The US Food and Drug Administration (FDA) has today approved the drug olaparib (Lynparza) for the treatment of patients with BCRA-mutant metastatic breast cancer in the United States.

Monday 15 January 2018      Campaigns and policy

In June 2017, a major phase-III trial presented at the American Society for Clinical Oncology (ASCO) Conference demonstrated that olaparib can give women living with BRCA-mutated incurable breast cancer significant extra time before their disease progresses, compared to standard chemotherapy.

The OlympiAD trial, led by scientists at the Memorial Sloan Kettering Cancer Center in New York and funded by AstraZeneca, tested olaparib versus chemotherapy for patients with HER2-negative BRCA-mutated advanced breast cancer. It found that olaparib delayed progression by an average of around 3 months, compared to chemotherapy (7.0 months vs 4.2 months respectively).

Olaparib – which is one of a new class of drugs known as PARP inhibitors – was first developed as a cancer treatment following landmark research by UK scientists at the Breast Cancer Now Research Centre at The Institute of Cancer Research, London in 2005, who demonstrated for the first time that cancer cells with BRCA1 and BRCA2 mutations were very sensitive to PARP inhibitors.

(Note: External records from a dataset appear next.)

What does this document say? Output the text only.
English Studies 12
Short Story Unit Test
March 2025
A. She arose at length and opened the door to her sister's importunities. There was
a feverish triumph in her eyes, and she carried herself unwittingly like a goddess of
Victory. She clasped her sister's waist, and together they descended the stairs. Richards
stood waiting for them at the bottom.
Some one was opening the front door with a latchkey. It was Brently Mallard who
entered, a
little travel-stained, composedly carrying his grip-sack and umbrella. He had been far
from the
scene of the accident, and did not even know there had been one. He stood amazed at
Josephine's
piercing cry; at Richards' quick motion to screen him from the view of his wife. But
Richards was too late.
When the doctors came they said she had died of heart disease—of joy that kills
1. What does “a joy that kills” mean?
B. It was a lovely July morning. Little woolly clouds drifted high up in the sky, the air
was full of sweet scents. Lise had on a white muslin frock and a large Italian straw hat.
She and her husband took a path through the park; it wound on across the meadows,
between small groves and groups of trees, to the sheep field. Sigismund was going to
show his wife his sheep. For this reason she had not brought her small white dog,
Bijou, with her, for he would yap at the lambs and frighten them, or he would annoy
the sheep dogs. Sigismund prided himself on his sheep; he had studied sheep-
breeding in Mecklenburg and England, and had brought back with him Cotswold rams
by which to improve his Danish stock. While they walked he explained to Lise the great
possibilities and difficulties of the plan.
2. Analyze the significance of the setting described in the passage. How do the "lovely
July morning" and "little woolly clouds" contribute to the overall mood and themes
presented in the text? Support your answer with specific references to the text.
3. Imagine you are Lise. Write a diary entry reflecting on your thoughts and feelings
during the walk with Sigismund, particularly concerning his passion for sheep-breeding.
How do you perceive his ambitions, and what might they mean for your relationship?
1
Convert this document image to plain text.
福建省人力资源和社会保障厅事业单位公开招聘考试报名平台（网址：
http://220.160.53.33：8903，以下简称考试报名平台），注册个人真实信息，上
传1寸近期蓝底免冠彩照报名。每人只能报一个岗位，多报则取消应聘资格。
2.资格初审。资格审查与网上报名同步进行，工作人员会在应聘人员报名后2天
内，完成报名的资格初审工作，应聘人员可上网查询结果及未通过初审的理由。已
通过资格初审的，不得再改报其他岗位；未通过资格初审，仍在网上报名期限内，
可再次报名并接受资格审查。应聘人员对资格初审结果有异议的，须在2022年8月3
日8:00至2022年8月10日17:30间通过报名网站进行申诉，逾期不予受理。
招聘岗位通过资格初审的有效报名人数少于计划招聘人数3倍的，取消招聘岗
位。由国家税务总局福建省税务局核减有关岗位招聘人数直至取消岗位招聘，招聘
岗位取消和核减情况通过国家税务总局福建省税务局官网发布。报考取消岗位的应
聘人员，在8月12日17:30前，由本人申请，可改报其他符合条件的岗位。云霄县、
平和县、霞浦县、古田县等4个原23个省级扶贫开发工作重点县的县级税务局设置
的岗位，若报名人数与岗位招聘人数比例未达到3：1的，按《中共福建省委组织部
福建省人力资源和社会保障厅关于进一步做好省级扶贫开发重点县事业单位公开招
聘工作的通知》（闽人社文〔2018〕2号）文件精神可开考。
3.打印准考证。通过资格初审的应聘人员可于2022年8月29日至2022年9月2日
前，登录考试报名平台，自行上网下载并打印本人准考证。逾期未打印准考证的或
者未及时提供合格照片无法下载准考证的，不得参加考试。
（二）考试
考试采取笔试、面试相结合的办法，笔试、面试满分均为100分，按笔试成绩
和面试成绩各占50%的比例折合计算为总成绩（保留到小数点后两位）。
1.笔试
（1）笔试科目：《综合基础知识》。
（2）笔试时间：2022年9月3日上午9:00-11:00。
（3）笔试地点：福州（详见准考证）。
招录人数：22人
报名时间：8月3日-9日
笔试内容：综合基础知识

The drug works by blocking a DNA repair protein known as PARP, which can help BRCA-mutated cancer cells survive despite their main DNA repair kits (BRCA1 or BRCA2) not functioning properly. By blocking PARP with olaparib, breast cancer cells which have BRCA mutations can be rendered unable to repair their DNA – causing them to die.

Fiona Hazell, Director of Policy and Engagement at Breast Cancer Now, said:

“This drug represents a significant step forward in the treatment of BRCA-mutant secondary breast cancer, and its approval by the FDA is very promising news. Olaparib could soon become one of the first biologically targeted drugs for a group of patients with incurable and aggressive breast cancer who currently have few treatment options.

“This important drug can offer around three extra months before the disease progresses compared to chemotherapy – and a better quality of life during that time – which could be invaluable to so many women and their families. The drug also represents a fantastic achievement for UK science, with PARP inhibitors first being developed as a cancer treatment following research at the Breast Cancer Now Research Centre at The Institute of Cancer Research, London in 2005.

“Having been fast-tracked for approval in the United States, we now look forward to olaparib being submitted to the EMA (European Medicines Agency) for licensing in this indication to open the door for future access for UK patients, as well as research to uncover how we can best identify which patients will benefit the most.”